Max was enjoying himself. He could imagine the look of horror on my face as I contemplated such a thought. He knew I was a light sleeper.

And then I thought, surely not, I would have noticed when I awoke during the night. Then tiredness and paranoia took over.

“Well I did keep waking up…”

“Just the three years; your lease was it?”

In my mind I was already constructing sentences for…the cathedral clock…what time does it stop chiming? I knew the words in French for time and stop. It was a start.

Sensing I had gone too quiet, Max added, “I’m sure it stops during the night. So, tell me, the weather?

“It’s a beautiful day.
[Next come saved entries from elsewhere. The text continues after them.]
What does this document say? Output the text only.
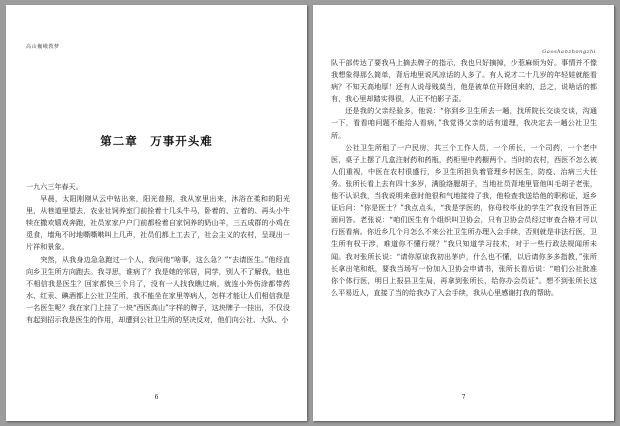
高山巍峨教梦
第二章　万事开头难

一九六三年春天。

早晨，太阳刚刚从云中钻出来，阳光普照，我从家里出来，沐浴在柔和的阳光里，从巷道里望去，农业社饲养室门前拴着十几头牛马，卧着的、立着的、再头小牛犊在撒欢嬉戏奔跑，社员家家户户门前都栓着自家饲养的奶山羊，三五成群的小鸡在觅食，墙角不时地嘶嘶啭叫上几声，社员们都上工去了，社会主义的农村，呈现出一片祥和景象。

突然，从我身边急急跑过一个人，我问他“啥事，这么急？”“去请医生。”他经直向乡卫生所方向跑去。我寻思，谁病了？我是她的邻居，同学，别人不了解我，他也不相信我是医生？回家都快三个月了，没有一人找我瞧过病，就连小外伤涂都带药水、红汞、碘酒都上公社卫生所，我不能坐在家里等病人，怎样才能让人们相信我是一名医生呢？我在家门上挂了一块“西医高山”字样的牌子，这块牌子一挂出，不仅没有起到招示我是医生的作用，却遭到公社卫生所的坚决反对，他们向公社、大队、小

6
Gaoshanzhongzhi

队干部传达了要我马上摘去牌子的指示，我也只好摘掉，少惹麻烦为好。事情并不像我想象得那么简单，背后地里说风凉话的人多了。有人说才二十几岁的年轻娃就能看病？不知天高地厚！还有人说母贱莫当，他是被单位开除回来的，总之，说啥话的都有，我心里却踏实得很，人正不怕影子歪。

还是我的父亲经验多，他说：“你到乡卫生所去一趟，找所院长交谈交谈，沟通一下，看看咱问题不能给人看病，”我觉得父亲的话有道理，我决定去一趟公社卫生所。

公社卫生所租了一户民房，共三个工作人员，一个所长，一个司药，一个老中医，桌子上摆了几盒注射药和药瓶，药柜里中药橱两个。当时的农村，西医不怎么被人们重视，中医在农村很盛行，乡卫生所担负着管理乡村医生，防疫、治病三大任务。张所长看上去有四十多岁，满脸络腮胡子，当地社员背地里管他叫毛胡子老张，他不认识我，当我说明来意时他很和气地接待了我，他检查我送给他的职称证，返乡证后问：“你是医士？”我点点头，“我是学医的，你母校毕业的学生?”我没有回答正面问答。老张说：“咱们医生有个组织叫卫协会，只有卫协会员经过审查合格才可以行医看病。你近乡几个月怎么不来公社卫生所办理入会手续，否则就是非法行医，卫生所有权干涉，难道你不懂行规？”我只知道学习技术，对于一些行政法规闻所未闻。我对张所长说：“请你原谅我初出茅庐，什么也不懂，以后请你多多指教，”张所长拿出笔和纸，要我当场写一份加入卫协会申请书，张所长看后说：“咱们公社批准你个体行医，明日上报县卫生局，再拿到张所长，给你办会员证”。想不到张所长这么平易近人，直接了当的给我办了入会手续，我从心里感谢打我的帮助。

7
Clear blues skies and everywhere looks so fresh and glistening.”

“So, you’re glad you’re there then?”

“Yes, thanks. Just exactly what I wanted; sounds, sights and smells worth getting out of bed for.”

“You know, anyone would think you were a writer.”

Before I could think of a suitable repost Max added “Gotta go. I should be in a meeting. Take care, have fun and don’t forget to write.”

As I heard the growing clatter of people arriving below, doors banging, phones ringing with the single elongated note similar to the UK engaged tone, I felt at home.

( Three years later, checking my diary for Vendredi 4 Juillet, I see I wrote: Feel like I was never meant to be anywhere else.)

Not, how I would be feeling six weeks later, on the evening of the long weekend of the 15th August. Just which number is it, for the police? Why on earth do they have different numbers for police, fire brigade and ambulance? 17 is the number for the police. Who knew I would need the French for breaking glass, burglars, motorbikes? Perhaps living above a lawyer’s office was a bad move.